ハトやカラスへの餌やりに伴う被害が起きているJR我孫子町駅付近の路上。フェンスには「えさをあたえないでください」という看板がかけられている=大阪市住吉区で、鈴木拓也撮影

 大阪市が4月、住吉区でハトやカラスへの餌やり行為を続けてきた人物に動物愛護法に基づいて餌やりの中止を命令する行政処分を出した。住民は長年、ふん害や騒音被害に悩まされており、市は命令に従わなければ刑事告発する方針。同様の問題は全国でも相次ぐが、命令は効果を上げられるだろうか。【鈴木拓也】

 同市住吉区のJR我孫子町駅近くの線路沿いには見上げるような高さのネットが延々と張られていた。区などによると付近では6~7年前から数人のグループが深夜から早朝にかけて路上などに餌をまき、数百羽のハトやカラスが集まった。

洗濯物干せない

 「カラスの鳴き声で睡眠が妨害される」「フンでベランダに洗濯物が干せない」。区への苦情は2019年度に154件に上った。市は19年12月、近隣住民らの陳情などを受け、条例を改正して、ハトなどに餌やりをした場合、ふん尿を清掃するように義務づけた。22年4月以降は、20年に改正された動物愛護法に基づいて餌やりをした行為者に繰り返し、止めるように指導・勧告をしてきた。

 こうした取り組みの結果、苦情は21年度が75件▽22年度が50件▽23年度が33件、と徐々に減っていった。

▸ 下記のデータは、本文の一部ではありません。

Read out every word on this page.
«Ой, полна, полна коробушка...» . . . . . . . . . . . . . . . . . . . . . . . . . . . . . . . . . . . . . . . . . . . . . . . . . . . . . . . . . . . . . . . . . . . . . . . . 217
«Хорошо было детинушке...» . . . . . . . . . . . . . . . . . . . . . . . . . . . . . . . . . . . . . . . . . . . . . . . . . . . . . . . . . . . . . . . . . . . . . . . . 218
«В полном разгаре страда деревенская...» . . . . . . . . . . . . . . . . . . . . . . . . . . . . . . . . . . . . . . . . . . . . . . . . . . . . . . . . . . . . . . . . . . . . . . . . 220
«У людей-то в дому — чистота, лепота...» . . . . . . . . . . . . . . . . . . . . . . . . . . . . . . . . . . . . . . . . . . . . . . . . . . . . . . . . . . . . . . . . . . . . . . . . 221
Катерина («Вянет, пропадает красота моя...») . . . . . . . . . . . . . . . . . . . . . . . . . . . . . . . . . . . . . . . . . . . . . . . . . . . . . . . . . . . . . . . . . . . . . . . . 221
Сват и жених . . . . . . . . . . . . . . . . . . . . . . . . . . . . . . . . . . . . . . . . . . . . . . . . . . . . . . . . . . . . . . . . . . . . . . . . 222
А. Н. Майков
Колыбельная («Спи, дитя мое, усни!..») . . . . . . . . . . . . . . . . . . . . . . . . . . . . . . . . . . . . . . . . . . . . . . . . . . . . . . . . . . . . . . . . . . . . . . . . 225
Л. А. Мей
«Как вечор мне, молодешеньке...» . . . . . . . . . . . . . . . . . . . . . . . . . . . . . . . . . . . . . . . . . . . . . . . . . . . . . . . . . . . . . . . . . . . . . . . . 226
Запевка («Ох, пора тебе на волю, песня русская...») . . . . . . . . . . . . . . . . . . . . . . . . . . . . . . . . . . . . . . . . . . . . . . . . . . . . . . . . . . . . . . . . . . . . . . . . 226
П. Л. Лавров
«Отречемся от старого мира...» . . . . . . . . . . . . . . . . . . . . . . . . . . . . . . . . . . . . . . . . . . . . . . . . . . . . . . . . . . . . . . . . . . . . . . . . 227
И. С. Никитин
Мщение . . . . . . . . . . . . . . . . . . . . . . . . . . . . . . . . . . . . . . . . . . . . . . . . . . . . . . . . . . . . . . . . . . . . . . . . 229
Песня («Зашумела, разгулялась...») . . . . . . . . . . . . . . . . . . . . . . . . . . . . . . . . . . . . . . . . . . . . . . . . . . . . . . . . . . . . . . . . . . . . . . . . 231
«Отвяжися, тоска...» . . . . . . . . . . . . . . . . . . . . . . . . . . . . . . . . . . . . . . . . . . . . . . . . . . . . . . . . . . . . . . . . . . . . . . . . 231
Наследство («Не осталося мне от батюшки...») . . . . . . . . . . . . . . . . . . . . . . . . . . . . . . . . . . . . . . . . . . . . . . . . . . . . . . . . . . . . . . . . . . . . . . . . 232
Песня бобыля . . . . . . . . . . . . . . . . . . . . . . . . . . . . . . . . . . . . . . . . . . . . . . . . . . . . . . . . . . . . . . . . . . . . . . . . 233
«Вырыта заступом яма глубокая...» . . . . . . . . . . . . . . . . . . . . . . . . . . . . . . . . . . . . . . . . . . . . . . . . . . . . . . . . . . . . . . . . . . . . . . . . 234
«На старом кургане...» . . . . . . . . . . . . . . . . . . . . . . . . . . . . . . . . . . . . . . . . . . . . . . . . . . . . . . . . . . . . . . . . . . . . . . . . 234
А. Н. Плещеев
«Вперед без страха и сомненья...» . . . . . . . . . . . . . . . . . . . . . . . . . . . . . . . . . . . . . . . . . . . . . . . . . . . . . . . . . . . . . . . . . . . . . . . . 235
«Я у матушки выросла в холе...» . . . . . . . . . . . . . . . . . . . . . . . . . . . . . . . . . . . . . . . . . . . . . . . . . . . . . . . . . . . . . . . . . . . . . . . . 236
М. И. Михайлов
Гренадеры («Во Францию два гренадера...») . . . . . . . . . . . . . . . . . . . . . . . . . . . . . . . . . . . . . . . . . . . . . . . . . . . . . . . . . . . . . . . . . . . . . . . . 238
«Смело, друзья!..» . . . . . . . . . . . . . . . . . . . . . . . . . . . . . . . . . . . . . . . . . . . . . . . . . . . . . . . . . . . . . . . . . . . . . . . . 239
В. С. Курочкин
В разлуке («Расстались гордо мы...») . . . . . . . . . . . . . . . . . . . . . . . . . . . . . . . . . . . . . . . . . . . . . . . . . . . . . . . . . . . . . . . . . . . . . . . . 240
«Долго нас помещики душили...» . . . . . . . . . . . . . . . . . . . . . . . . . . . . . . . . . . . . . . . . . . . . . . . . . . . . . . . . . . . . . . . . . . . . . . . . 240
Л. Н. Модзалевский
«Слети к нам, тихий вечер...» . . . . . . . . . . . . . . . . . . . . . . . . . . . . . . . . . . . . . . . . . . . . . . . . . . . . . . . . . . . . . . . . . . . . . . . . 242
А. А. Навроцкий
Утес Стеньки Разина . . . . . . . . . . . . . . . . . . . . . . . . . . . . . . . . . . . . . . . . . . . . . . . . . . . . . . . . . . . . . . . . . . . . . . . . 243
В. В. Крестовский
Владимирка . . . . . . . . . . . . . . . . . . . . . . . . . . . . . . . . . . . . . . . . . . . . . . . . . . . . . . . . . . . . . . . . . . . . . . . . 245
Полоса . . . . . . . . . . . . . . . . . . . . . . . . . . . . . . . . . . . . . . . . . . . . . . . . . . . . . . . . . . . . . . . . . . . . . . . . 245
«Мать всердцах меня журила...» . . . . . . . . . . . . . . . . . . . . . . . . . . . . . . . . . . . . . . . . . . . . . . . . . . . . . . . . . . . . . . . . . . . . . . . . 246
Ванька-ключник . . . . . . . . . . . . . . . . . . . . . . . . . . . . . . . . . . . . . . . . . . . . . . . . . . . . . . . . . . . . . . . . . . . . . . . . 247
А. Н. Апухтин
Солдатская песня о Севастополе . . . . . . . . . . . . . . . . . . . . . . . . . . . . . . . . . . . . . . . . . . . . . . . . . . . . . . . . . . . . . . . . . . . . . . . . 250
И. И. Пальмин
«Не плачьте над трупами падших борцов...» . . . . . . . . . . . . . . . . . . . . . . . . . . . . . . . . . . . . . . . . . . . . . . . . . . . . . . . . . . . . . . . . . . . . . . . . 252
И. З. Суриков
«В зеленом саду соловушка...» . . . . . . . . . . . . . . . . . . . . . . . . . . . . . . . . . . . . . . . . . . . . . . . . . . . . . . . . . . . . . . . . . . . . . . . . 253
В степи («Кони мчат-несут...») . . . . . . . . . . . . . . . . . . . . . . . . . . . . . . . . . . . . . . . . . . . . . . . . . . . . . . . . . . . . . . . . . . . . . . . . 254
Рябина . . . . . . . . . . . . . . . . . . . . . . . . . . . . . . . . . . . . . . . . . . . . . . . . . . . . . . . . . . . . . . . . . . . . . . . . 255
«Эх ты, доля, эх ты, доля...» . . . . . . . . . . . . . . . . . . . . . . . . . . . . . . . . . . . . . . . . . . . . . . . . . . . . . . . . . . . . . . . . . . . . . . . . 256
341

 ただ、餌やり行為が止まったわけではなく、市は4月に動物愛護法に基づき、餌やりの中止命令に踏み切った。野生のハトやカラスへの餌やりに対する命令は全国でも初めてとみられ、横山英幸市長は報道陣の取材に「再三にわたる注意や指導にもかかわらず、近隣住民から見ても明らかに度を越えた手法で続けていたので行政処分に踏み込んだ」と説明した。

刑事告発も視野

 命令の期間は25年4月30日までで、対象地域は、我孫子町駅付近の住吉区我孫子1丁目▽我孫子東1丁目▽長居東3丁目――など。従わなければ市は同法違反容疑で刑事告発する方針だ。違反した場合は50万円以下の罰金が科せられる可能性がある。

 住吉区によると、保健所職員らが定期的に餌やりをしていないか調査しているというが、命令後に対象地域内で餌やりがされたという形跡や情報はないという。このまま長年続いた「餌やり問題」は解決するのか。近隣住民の一人は「何とか収まってくれればいいが……」とつぶやいた。